Extractor config file
Contents
Extractor config file#
Structure#
In order to specify which extractor to use, you need to create a config The structure is following:
{
"extractors_path": "Path to the extractors folder",
"routes": [
{
"regexes": [".*"],
"extractors": [{
"name": "my_extractor",
"since": "iso date string",
"to": "iso date string"
},
{
"name": "my_extractor2",
}
]
},
{
"regexes": ["another_regex"],
"....": "....
}
]
}
The extractors_path
is the path to the folder where the extractors are located.
Note
The extractors_path is relative to the current working directory.
The routes
is a list of routes. Each route is a dictionary with the following keys:
regexes
: a list of regexes. At least one regex must match the url, for this route to be used.extractors
: a list of extractors that will be used to extract the data from the url.
Each extractor has the following keys:
name
: the name of the extractor. This is the name of the python file without the .py extension, you can also set NAME variable in the extractor file to override this.since
[optional] : The starting crawl date for which the extractor is valid. It must be full iso date string (e.g. 2009-01-01T00:00:00+00:00)to
[optional] : The ending crawl date for which the extractor is valid. Format is the same as forsince
.
Note
If since
and to
are not specified, the extractor will be used for all crawls.
Example#
Given the following folder structure:
extractors/
├── a_extractor.py
├── a_extractor2.py
└── b_extractor.py
and the following config:
{
"extractors_path": "./extractors",
"routes": [
{
"regexes": [".*cmon.cz.*"],
"extractors": [{
"name": "a_extractor",
"to": "2010-01-01T00:00:00+00:00"
},
{
"name": "a_extractor2",
"since": "2010-01-01T00:00:00+00:00"
}
]
},
{
"regexes": [".*cmon2.cz.*"],
"extractors": [{
"name": "b_extractor",
}
]
}
]
}
The following will happen:
A domain record with url http://www.cmon.cz, cralwed on 2012 will be extracted using the a_extractor2.py extractor.
A domain record with url http://www.cmon.cz, cralwed on 2009 will be extracted using the a_extractor.py extractor.
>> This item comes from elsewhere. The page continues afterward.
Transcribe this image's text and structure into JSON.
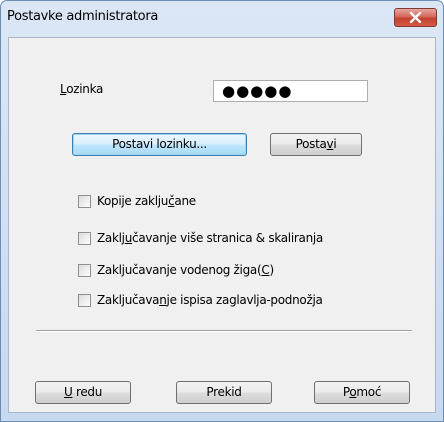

A domain record with url http://www.cmon2.cz, cralwed on 2012 will be extracted using the b_extractor.py extractor.
__init__.py#
You might want to put the common code of the extractors into a common python file. The problem is that during the execution, the extractors directory is not in the python path. To add the extractors directory we also load __init__.py` file (But don’t add load extractors in it).
Thus you can create __init__.py file in the extractors directory with the following content:
import sys
from pathlib import Path
sys.path.append(Path(__file__).parent)
which will add the extractors directory to the python path.
Arbitrary Code Execution#
Warning
Since the router, loads and executes all files in the extractors directory, every .py file in this directory is executed. Thus you should not put any untrusted files in this directory.